Giant ‘hole’ spotted in Sun, spewing super-fast solar wind directly at us: What’s unusual about this?

December 6, 2023  12:12

Not far from the equator of the Sun, a huge dark spot recently appeared - these are called coronal holes. From it, powerful streams of unusually fast radiation, known as the solar wind, rush towards the Earth.

According to scientists, the size and location of the time hole are unprecedented at this stage of the solar cycle. The hole formed near the solar equator on December 2 and reached a maximum width of about 497,000 miles (800,000 kilometers—about the size of 60 Earths side by side) in 24 hours, reports. Since December 4, this hole has been pointed directly at Earth.

Experts initially predicted that this hole could cause a moderate (G2) geomagnetic storm that would lead to radio blackouts and strong auroras over the next few days. However, the solar wind turned out to be less intense than expected, so the resulting geomagnetic storm is still assessed as weak (G1). But it's worth noting that auroras are still possible at high latitudes.

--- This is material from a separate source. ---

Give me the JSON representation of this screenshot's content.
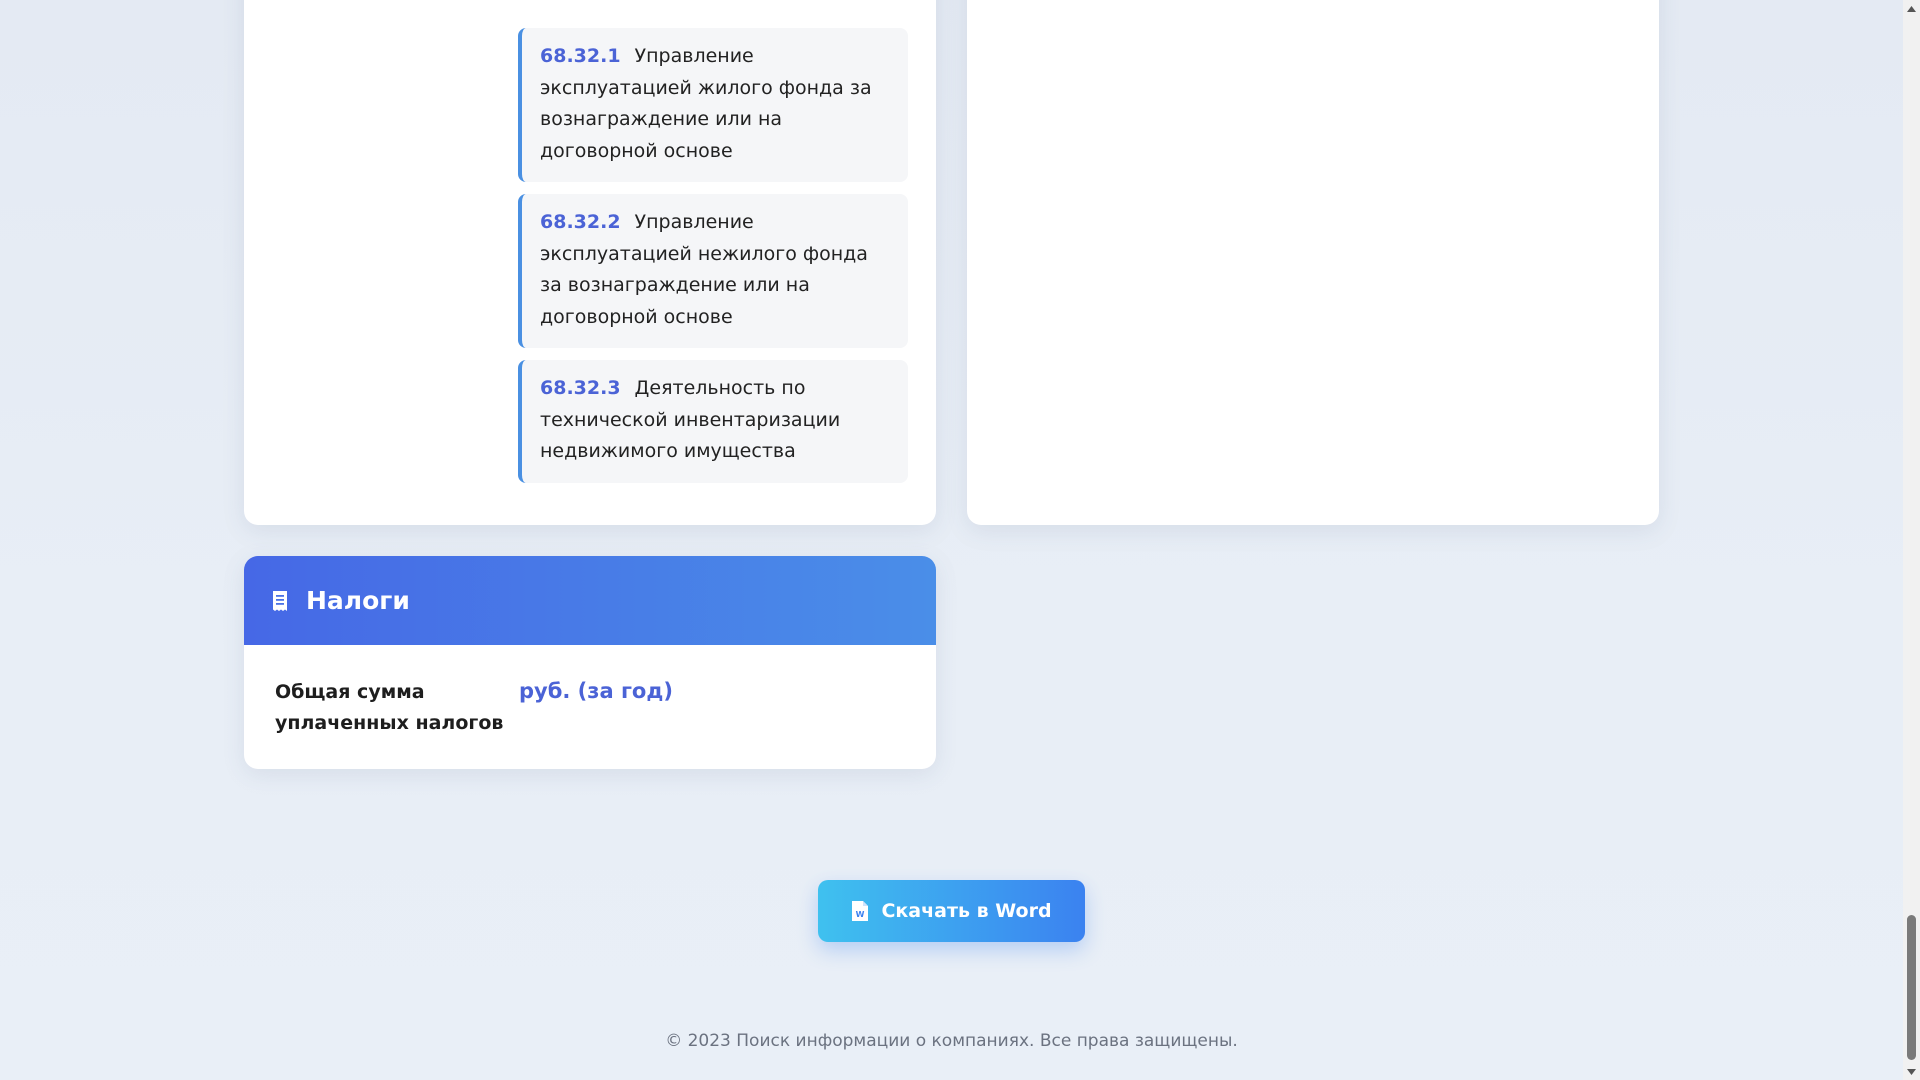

According to the National Oceanic and Atmospheric Administration (NOAA), it is unknown how long the hole will remain on the Sun, but previous coronal holes have existed for more than one solar revolution (27 days). One way or another, soon the hole will turn away from the Earth.

Coronal holes occur when the magnetic fields holding the Sun in place suddenly open up, causing the contents of the Sun's upper surface to be blown away as the solar wind. Coronal holes appear as dark spots because they are cooler and less dense than the surrounding plasma. Sunspots appear black for much the same reason, but unlike sunspots, coronal holes can only be seen when viewed under ultraviolet light.

According to NOAA, radiation flows from coronal holes are much faster than the normal solar wind, and they often cause disturbances in the Earth's magnetic field, known as geomagnetic storms.

Solar activity has been increasing throughout the year as the Sun approaches the explosive peak of its roughly 11-year solar cycle known as solar maximum. Typically, new coronal holes do not appear during increasing solar activity. Of course, coronal holes can occur at any point in the solar cycle, but in fact they are more common during solar minimum. And when they appear during solar maximum, they are usually located near the sun's poles rather than near the equator. So it remains a mystery how such a massive hole opened near the equator when we are so close to solar maximum.